Cognitive therapeutic approaches may be useful for some patients. In this form of therapy, the therapist uses interactive questioning and behavioral experiments to help the patient to identify problematic beliefs and then to replace them with alternative, more adaptive thinking. Discussion of the unrealistic nature of delusional beliefs should be done gently and only after rapport with the patient has been established.
In addition to encouraging an individual with delusional disorder to seek help, family, friends, and peer groups can provide support and encouragement. It is important that goals be attainable, since a patient who feels pressured or repeatedly criticized by others will likely experience stress, which can lead to a worsening of symptoms. A positive approach may be helpful and perhaps more effective in the long run than criticism.
Outlook for People With Delusional Disorder
It varies, depending on the person, the type of delusional disorder, and the person’s life circumstances, including the presence of support and a willingness to stick with treatment.
Delusional disorder is typically a chronic (ongoing) condition, but when properly treated, many people can find relief from their symptoms. Some recover completely, while others have bouts of delusional beliefs with periods of remission (lack of symptoms).

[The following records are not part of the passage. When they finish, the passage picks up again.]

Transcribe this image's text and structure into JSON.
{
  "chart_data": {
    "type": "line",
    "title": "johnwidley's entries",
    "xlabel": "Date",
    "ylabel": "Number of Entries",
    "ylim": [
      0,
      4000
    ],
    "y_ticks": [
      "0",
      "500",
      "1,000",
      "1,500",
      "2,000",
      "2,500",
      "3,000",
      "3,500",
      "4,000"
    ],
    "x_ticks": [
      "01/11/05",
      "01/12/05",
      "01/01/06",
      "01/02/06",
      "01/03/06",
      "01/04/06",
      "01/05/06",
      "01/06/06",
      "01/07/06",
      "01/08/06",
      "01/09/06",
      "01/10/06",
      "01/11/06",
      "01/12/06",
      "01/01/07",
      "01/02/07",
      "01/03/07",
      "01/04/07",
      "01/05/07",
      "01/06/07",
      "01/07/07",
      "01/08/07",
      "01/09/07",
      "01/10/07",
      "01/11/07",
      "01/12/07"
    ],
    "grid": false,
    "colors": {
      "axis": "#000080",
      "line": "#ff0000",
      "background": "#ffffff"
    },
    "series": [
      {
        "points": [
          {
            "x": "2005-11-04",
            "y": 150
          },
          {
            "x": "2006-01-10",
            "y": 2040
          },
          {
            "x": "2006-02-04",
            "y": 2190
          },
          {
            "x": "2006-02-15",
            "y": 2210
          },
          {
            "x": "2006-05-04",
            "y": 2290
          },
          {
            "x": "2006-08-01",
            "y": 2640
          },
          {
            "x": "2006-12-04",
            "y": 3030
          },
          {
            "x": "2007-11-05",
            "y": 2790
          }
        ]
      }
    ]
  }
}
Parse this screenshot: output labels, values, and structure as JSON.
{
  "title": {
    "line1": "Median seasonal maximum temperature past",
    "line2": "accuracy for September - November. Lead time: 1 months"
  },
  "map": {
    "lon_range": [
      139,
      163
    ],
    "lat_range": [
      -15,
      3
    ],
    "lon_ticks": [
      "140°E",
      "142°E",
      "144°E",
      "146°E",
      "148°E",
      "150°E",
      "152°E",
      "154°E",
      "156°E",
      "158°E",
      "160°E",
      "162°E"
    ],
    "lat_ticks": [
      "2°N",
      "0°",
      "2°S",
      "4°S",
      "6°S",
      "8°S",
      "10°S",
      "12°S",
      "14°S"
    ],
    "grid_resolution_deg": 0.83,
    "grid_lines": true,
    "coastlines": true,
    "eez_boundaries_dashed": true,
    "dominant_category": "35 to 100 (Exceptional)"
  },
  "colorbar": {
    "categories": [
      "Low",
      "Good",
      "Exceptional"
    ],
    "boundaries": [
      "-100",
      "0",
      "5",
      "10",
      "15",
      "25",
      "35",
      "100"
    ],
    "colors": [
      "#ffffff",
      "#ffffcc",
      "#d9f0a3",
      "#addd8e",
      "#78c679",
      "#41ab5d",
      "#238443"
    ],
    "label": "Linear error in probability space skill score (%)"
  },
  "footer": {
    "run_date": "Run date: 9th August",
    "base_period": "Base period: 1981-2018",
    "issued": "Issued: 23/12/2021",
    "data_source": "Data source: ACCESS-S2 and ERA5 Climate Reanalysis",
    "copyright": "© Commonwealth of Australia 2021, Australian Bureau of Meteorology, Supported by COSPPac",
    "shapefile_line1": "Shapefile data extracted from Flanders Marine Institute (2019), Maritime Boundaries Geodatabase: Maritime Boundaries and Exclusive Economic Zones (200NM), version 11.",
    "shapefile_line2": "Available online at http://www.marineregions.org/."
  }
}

Unfortunately, many people with this disorder don’t seek help. It’s often hard for people with a mental disorder to know they aren’t well. Or they may credit their symptoms to other things, like the environment. They also might be too embarrassed or afraid to seek treatment. Without treatment, delusional disorder can be a lifelong illness.
There’s no known way to prevent delusional disorder. But early diagnosis and treatment can help lessen the disruption to the person’s life, family, and friendships.